Isaac looked at his friends for help with the proselytizer. Those bastards!

Coleridge and even Alfie managed to slink away from Stennis, their hands in the pockets, whistling a merry tune as they helped Ms. Mogami with her medical equipment. Team Blue had departed their train car, but was still a ways away from Team Red. Audrey was interested in making new friends, so at least she was still there. Isaac subtly blocked Reed’s way before she could beat a hasty retreat, giving her a wry grin until she sighed in defeat and agreed to suffer together.

Reed held her hands up. “Ah, no, we don’t really care-”

“I did notice those billboards!” Audrey exclaimed.

Isaac and Reed wiped their faces.

Stennis smiled. “That’s great. Then you understand what’s wrong with our great nation. The country itself is the greatest in the world – it's just that we need to replace the people running it.”

Isaac immediately wanted to hightail it out of there. I was thought he was just a new wave religious guy, but I can’t be seen with someone wanting to overthrow the government!

Unfortunately, Reed blocked his way this time, subtly stepping in his path. Isaac’s worries increased when she saw the half-interested look in Reed’s eyes.

“Replace them?” she repeated.

Stennis handed her a pamphlet. Reed looked down at its title. “The Wonders of the Coming Age: The Glory of Centripetalism,” she read aloud. At that last word, the trio quickly glanced around the platform – that's not a word you should say out loud.

However, a spirited argument between Clayton and Ms. Mogami over which of their favorite superheroes would win in a fight (Minute Man versus Squirrelman, respectively) drew in the rest of Team Red and Team Blue, leaving the three to explore political ideology.

“Cen-tri-pet-al-ism,” Reed said again, sounding out each syllable. “Isn’t this illegal?”

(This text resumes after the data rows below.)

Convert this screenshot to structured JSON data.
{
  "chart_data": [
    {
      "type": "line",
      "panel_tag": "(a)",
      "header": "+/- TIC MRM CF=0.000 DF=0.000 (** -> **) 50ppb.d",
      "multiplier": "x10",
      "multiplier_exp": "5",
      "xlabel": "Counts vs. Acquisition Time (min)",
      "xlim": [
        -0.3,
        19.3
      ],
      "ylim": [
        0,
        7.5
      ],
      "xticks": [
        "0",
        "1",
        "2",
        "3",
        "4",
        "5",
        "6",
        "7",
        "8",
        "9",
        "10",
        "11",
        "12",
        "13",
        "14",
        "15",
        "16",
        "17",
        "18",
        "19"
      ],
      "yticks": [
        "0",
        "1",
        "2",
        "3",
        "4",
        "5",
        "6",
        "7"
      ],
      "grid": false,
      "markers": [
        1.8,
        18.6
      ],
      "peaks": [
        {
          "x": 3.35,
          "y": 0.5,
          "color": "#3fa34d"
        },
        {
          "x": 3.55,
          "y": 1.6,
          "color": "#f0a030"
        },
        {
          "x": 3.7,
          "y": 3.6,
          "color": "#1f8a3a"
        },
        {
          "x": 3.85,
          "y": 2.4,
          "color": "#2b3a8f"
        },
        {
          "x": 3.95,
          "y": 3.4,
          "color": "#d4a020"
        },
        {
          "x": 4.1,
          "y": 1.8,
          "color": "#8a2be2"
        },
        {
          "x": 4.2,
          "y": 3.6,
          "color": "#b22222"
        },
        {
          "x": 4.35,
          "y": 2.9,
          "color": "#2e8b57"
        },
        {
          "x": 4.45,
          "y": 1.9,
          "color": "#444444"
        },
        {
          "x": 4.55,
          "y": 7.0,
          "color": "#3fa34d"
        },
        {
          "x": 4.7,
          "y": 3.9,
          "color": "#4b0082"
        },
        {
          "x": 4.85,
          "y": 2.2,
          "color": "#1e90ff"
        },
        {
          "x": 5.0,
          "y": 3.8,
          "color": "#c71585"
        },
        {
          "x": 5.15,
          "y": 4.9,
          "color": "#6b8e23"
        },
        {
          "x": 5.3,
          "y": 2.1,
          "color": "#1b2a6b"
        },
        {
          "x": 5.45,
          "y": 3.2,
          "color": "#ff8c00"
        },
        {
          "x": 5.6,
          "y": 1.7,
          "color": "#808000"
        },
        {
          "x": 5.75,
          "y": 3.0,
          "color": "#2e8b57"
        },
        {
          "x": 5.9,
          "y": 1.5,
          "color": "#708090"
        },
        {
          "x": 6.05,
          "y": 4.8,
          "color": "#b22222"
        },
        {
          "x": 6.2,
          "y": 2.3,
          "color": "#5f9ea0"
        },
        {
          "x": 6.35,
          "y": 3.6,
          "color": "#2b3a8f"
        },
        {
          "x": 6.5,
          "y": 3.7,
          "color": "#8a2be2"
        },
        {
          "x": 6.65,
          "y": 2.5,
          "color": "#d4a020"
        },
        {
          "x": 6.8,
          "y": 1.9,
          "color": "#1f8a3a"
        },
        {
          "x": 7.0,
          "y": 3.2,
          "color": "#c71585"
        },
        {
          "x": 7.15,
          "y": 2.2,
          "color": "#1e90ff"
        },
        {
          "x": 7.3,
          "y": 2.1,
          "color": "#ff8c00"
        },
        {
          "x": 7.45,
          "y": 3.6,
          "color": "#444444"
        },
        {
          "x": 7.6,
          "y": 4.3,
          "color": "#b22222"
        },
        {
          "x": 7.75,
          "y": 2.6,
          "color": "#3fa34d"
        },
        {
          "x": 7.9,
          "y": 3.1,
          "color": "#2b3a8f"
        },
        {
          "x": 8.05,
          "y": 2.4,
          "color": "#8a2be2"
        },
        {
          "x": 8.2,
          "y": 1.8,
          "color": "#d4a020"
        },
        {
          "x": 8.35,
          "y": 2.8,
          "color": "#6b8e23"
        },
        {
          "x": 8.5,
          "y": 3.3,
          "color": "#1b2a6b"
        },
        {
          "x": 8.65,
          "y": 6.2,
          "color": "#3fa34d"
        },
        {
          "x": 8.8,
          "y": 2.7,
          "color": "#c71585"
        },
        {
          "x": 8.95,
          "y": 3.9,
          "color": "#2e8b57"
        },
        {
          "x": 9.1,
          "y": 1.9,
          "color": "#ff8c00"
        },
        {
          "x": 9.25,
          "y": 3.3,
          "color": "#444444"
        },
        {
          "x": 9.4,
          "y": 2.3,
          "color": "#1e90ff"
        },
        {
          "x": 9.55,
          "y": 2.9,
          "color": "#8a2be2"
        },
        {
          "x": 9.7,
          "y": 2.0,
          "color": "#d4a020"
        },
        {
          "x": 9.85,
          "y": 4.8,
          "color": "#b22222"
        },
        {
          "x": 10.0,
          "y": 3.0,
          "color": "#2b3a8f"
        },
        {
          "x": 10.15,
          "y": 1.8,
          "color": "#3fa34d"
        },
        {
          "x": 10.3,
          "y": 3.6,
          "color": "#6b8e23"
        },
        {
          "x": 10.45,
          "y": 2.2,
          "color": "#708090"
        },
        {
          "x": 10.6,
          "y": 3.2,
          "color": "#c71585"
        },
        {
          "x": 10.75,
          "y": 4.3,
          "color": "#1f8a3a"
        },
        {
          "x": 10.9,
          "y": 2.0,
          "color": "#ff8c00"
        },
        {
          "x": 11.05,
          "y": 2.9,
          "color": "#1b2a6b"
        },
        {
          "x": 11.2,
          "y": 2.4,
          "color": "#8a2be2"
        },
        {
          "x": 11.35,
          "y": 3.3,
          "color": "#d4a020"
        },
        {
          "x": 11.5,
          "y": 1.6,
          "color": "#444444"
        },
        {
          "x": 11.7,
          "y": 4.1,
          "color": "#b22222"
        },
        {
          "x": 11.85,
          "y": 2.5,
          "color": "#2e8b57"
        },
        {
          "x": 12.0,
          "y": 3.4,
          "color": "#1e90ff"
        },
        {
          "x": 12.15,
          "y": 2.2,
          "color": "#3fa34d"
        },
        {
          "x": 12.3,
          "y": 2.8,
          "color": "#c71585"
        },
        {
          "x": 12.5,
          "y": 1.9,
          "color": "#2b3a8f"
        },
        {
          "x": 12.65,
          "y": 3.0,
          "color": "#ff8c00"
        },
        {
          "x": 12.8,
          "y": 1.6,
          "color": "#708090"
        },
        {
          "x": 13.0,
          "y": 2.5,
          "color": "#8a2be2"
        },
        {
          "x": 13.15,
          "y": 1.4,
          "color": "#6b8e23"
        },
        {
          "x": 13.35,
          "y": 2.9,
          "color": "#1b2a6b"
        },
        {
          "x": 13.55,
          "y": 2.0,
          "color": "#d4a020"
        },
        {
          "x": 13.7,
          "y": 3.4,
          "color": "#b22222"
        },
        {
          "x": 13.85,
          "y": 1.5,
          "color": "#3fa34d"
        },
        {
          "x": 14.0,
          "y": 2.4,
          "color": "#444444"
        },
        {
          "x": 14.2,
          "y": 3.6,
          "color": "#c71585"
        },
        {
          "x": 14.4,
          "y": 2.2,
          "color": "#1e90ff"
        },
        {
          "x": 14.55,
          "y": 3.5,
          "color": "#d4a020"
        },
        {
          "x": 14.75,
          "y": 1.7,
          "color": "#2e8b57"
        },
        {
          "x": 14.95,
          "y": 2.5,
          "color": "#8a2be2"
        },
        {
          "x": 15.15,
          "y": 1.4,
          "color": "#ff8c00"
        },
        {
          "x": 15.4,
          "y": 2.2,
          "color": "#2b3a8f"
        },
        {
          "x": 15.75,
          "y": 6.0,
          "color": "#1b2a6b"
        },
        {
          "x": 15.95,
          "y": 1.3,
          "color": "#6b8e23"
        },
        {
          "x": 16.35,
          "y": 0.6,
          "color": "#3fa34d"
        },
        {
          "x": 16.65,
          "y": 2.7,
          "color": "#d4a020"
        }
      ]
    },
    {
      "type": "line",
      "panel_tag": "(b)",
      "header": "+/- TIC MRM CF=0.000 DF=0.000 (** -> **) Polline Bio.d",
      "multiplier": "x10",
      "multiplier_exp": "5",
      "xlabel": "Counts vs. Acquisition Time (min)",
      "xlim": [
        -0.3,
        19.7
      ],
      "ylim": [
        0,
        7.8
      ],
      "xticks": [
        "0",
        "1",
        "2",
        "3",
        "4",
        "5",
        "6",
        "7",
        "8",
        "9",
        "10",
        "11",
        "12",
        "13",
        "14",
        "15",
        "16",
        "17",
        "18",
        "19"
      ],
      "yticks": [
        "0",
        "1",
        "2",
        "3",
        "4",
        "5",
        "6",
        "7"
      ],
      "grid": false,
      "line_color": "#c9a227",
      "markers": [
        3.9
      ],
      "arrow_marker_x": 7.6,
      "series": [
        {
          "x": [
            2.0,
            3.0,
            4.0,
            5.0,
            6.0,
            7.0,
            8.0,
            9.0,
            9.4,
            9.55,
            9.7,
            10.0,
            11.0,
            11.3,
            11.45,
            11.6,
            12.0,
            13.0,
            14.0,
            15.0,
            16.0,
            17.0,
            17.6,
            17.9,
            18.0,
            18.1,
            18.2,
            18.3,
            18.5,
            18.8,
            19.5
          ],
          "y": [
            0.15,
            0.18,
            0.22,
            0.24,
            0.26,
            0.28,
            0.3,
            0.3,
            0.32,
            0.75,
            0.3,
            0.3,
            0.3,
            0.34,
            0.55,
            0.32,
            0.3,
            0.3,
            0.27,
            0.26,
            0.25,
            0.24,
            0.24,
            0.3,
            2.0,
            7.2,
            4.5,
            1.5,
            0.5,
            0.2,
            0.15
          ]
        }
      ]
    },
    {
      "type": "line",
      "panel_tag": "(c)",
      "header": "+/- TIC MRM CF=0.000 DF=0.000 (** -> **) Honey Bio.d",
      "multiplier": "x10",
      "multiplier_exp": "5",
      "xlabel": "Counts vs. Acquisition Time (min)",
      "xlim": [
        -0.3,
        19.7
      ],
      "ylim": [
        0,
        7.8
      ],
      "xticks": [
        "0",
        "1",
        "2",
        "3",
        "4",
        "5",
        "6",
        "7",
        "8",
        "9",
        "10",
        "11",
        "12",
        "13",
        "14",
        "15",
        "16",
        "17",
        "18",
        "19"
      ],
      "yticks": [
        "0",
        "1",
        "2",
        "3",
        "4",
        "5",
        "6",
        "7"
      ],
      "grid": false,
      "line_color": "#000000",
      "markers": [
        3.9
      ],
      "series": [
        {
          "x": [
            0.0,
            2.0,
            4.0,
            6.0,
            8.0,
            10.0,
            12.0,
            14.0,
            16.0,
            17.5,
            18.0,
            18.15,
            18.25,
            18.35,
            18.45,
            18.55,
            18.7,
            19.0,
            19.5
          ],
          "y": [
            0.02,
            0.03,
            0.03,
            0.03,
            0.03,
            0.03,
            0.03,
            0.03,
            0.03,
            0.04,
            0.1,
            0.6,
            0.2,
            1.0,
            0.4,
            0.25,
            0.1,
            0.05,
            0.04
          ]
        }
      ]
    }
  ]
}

“Of course it is,” Stennis admitted. He tapped the side of his head. “But think. Is it illegal because ‘it’ll lead the state to ruin’ or because it’s an ideology that could threaten our ruling government?”

Reed’s half-interested eyes changed to fully-interested eyes. Isaac sighed and looked to Audrey for help, but her attention was now fully devoted to a weird crack in the ground shaped like the letter R.

“Reed, this guy’s dangerous,” Isaac whispered.

Reed rolled her eyes. “I’m just fully exploring my horizons,” she muttered back.

Knowing there was no way to take her off this path, Isaac decided to keep watch while Reed read the pamphlet.